Attualmente le IPAB che operano nel campo educativo sono 187, quelle che operano nel campo dell’assistenza sono 570 (114 scuole materne, 221 Residenze sanitarie assistenziali, 176 strutture che svolgono opera socio-assistenziale, 59 con attività di beneficenza).
Entro la data del 30 settembre 2003 dovranno concludersi anche le procedure di estinzione di quelle IPAB che risultano non operative da almeno due anni. In questi casi il loro patrimonio non verrà automaticamente devoluto ai Comuni (come avviene ora) ma ad altri enti senza scopo di lucro che svolgono un’attività simile nello stesso territorio. Solo in assenza di ciò il patrimonio andrà alle amministrazioni comunali ma con il vincolo di destinarlo ai servizi sociali, socio-sanitari o educativi.

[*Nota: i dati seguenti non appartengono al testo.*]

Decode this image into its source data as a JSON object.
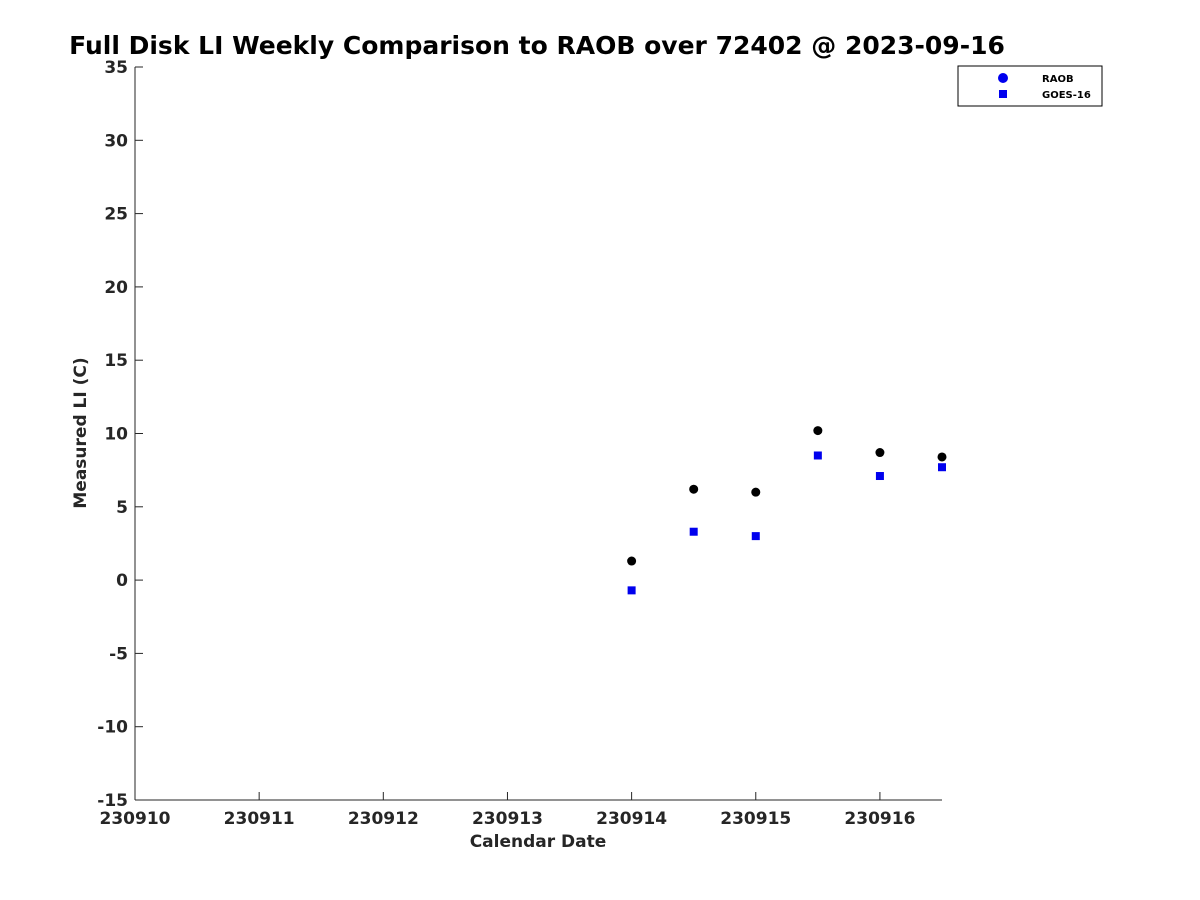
{
  "chart_data": {
    "type": "scatter",
    "title": "Full Disk LI Weekly Comparison to RAOB over 72402 @ 2023-09-16",
    "xlabel": "Calendar Date",
    "ylabel": "Measured LI (C)",
    "xlim": [
      230910,
      230916.5
    ],
    "ylim": [
      -15,
      35
    ],
    "x_ticks": [
      230910,
      230911,
      230912,
      230913,
      230914,
      230915,
      230916
    ],
    "x_tick_labels": [
      "230910",
      "230911",
      "230912",
      "230913",
      "230914",
      "230915",
      "230916"
    ],
    "y_ticks": [
      -15,
      -10,
      -5,
      0,
      5,
      10,
      15,
      20,
      25,
      30,
      35
    ],
    "y_tick_labels": [
      "-15",
      "-10",
      "-5",
      "0",
      "5",
      "10",
      "15",
      "20",
      "25",
      "30",
      "35"
    ],
    "grid": false,
    "legend_position": "top-right",
    "series": [
      {
        "name": "RAOB",
        "marker": "circle",
        "color": "#000000",
        "legend_color": "#0000ee",
        "points": [
          {
            "x": 230914.0,
            "y": 1.3
          },
          {
            "x": 230914.5,
            "y": 6.2
          },
          {
            "x": 230915.0,
            "y": 6.0
          },
          {
            "x": 230915.5,
            "y": 10.2
          },
          {
            "x": 230916.0,
            "y": 8.7
          },
          {
            "x": 230916.5,
            "y": 8.4
          }
        ]
      },
      {
        "name": "GOES-16",
        "marker": "square",
        "color": "#0000ee",
        "legend_color": "#0000ee",
        "points": [
          {
            "x": 230914.0,
            "y": -0.7
          },
          {
            "x": 230914.5,
            "y": 3.3
          },
          {
            "x": 230915.0,
            "y": 3.0
          },
          {
            "x": 230915.5,
            "y": 8.5
          },
          {
            "x": 230916.0,
            "y": 7.1
          },
          {
            "x": 230916.5,
            "y": 7.7
          }
        ]
      }
    ]
  }
}
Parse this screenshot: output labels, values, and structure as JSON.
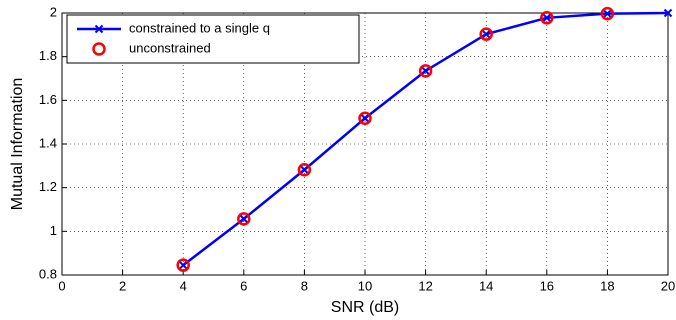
{
  "chart_data": {
    "type": "line",
    "x_label": "SNR (dB)",
    "y_label": "Mutual Information",
    "x": [
      4,
      6,
      8,
      10,
      12,
      14,
      16,
      18,
      20
    ],
    "series": [
      {
        "name": "constrained to a single q",
        "color": "#0000ff",
        "marker": "x",
        "line": true,
        "values": [
          0.845,
          1.057,
          1.282,
          1.518,
          1.735,
          1.903,
          1.978,
          1.997,
          2.0
        ]
      },
      {
        "name": "unconstrained",
        "color": "#ff0000",
        "marker": "o",
        "line": false,
        "values": [
          0.845,
          1.057,
          1.282,
          1.518,
          1.735,
          1.903,
          1.978,
          1.997,
          null
        ]
      }
    ],
    "xlim": [
      0,
      20
    ],
    "xticks": [
      0,
      2,
      4,
      6,
      8,
      10,
      12,
      14,
      16,
      18,
      20
    ],
    "ylim": [
      0.8,
      2
    ],
    "yticks": [
      0.8,
      1,
      1.2,
      1.4,
      1.6,
      1.8,
      2
    ],
    "grid": true,
    "legend": "upper-left"
  }
}
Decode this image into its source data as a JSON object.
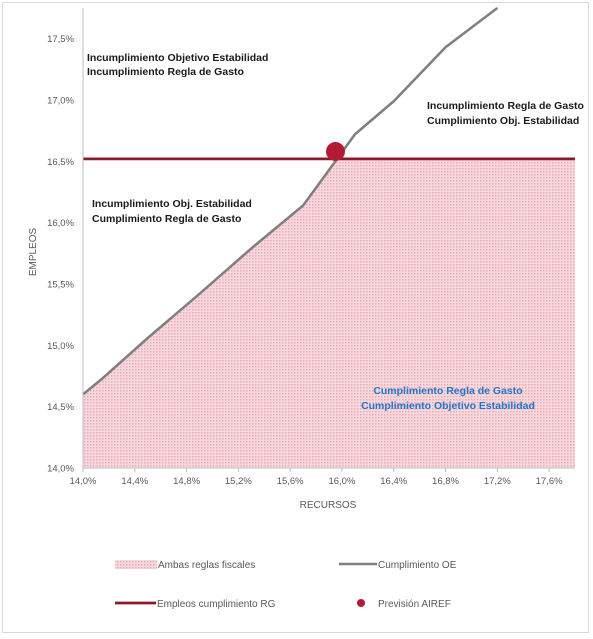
{
  "chart_data": {
    "type": "line",
    "xlabel": "RECURSOS",
    "ylabel": "EMPLEOS",
    "xlim": [
      14.0,
      17.8
    ],
    "ylim": [
      14.0,
      17.75
    ],
    "x_ticks": [
      "14,0%",
      "14,4%",
      "14,8%",
      "15,2%",
      "15,6%",
      "16,0%",
      "16,4%",
      "16,8%",
      "17,2%",
      "17,6%"
    ],
    "y_ticks": [
      "14,0%",
      "14,5%",
      "15,0%",
      "15,5%",
      "16,0%",
      "16,5%",
      "17,0%",
      "17,5%"
    ],
    "grid": false,
    "legend_position": "bottom",
    "series": [
      {
        "name": "Cumplimiento OE",
        "kind": "line",
        "color": "#808080",
        "points": [
          [
            14.0,
            14.6
          ],
          [
            14.15,
            14.73
          ],
          [
            14.5,
            15.06
          ],
          [
            14.9,
            15.42
          ],
          [
            15.3,
            15.79
          ],
          [
            15.7,
            16.14
          ],
          [
            15.88,
            16.4
          ],
          [
            16.1,
            16.72
          ],
          [
            16.4,
            16.99
          ],
          [
            16.8,
            17.43
          ],
          [
            17.2,
            17.75
          ]
        ]
      },
      {
        "name": "Empleos cumplimiento RG",
        "kind": "hline",
        "color": "#8b1a2b",
        "y": 16.52,
        "x_range": [
          14.0,
          17.8
        ]
      },
      {
        "name": "Ambas reglas fiscales",
        "kind": "area",
        "color": "#f4c7cf",
        "top_points": [
          [
            14.0,
            14.6
          ],
          [
            14.15,
            14.73
          ],
          [
            14.5,
            15.06
          ],
          [
            14.9,
            15.42
          ],
          [
            15.3,
            15.79
          ],
          [
            15.7,
            16.14
          ],
          [
            15.88,
            16.4
          ],
          [
            15.95,
            16.52
          ],
          [
            17.8,
            16.52
          ]
        ]
      },
      {
        "name": "Previsión AIREF",
        "kind": "point",
        "color": "#b31b34",
        "x": 15.95,
        "y": 16.58
      }
    ],
    "annotations": [
      {
        "lines": [
          "Incumplimiento  Objetivo Estabilidad",
          "Incumplimiento  Regla de Gasto"
        ],
        "style": "dark"
      },
      {
        "lines": [
          "Incumplimiento  Regla de Gasto",
          "Cumplimiento Obj. Estabilidad"
        ],
        "style": "dark"
      },
      {
        "lines": [
          "Incumplimiento  Obj. Estabilidad",
          "Cumplimiento Regla de Gasto"
        ],
        "style": "dark"
      },
      {
        "lines": [
          "Cumplimiento Regla de Gasto",
          "Cumplimiento Objetivo Estabilidad"
        ],
        "style": "blue"
      }
    ]
  }
}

La normativa approvata dalla Commissione tende inoltre a favori la fusione tra IPAB per una migliore organizzazione e razionalizzazione dei servizi da erogare.
I controlli sulle Aziende di Servizi alle Persone verranno esercitati dai Comuni sul cui territorio le ASP avranno sede legale.
“La disciplina delle IPAB –- dice il presidente della Commissione Sanità – ha origine dalla Legge Crispi del 1890, promulgata allora con lo scopo di provvedere al riordino delle Opere Pie operanti sul territorio del Regno italiano da poco istituito. Una legge che nulla concedeva alla programmazione dei servizi da erogare e neppure prescriveva requisiti strutturali o gestionali a cui uniformarsi per l’offerta dei servizi. Negli scorsi anni Novanta – aggiunge Buscemi – il legislatore nazionale ha rivisto il sistema di assistenza sociale nel suo complesso emanando una legge quadro finalizzata alla razionalizzazione di un sistema integrato di servizi sociali. Senza una profonda revisione normativa in grado di accogliere i profondi mutamenti intervenuti nel tessuto sociale e nell’ordinamento giuridico vigente – precisa il presidente della Commissione Sanità – non potevano però essere recepiti dalle istituzioni assistenziali pubbliche principi quali la sussidiarietà, il volontariato, la partecipazione diffusa dei cittadini. Con la riforma del Titolo V della Costituzione la Regione può ora provvedere autonomamente a ridisegnare le loro funzioni e la loro struttura. Quanto abbiamo approvato oggi in Commissione – conclude Buscemi – è un passo importante per realizzare un intervento integrato nell’ambito dei servizi sociali della nostra Regione”.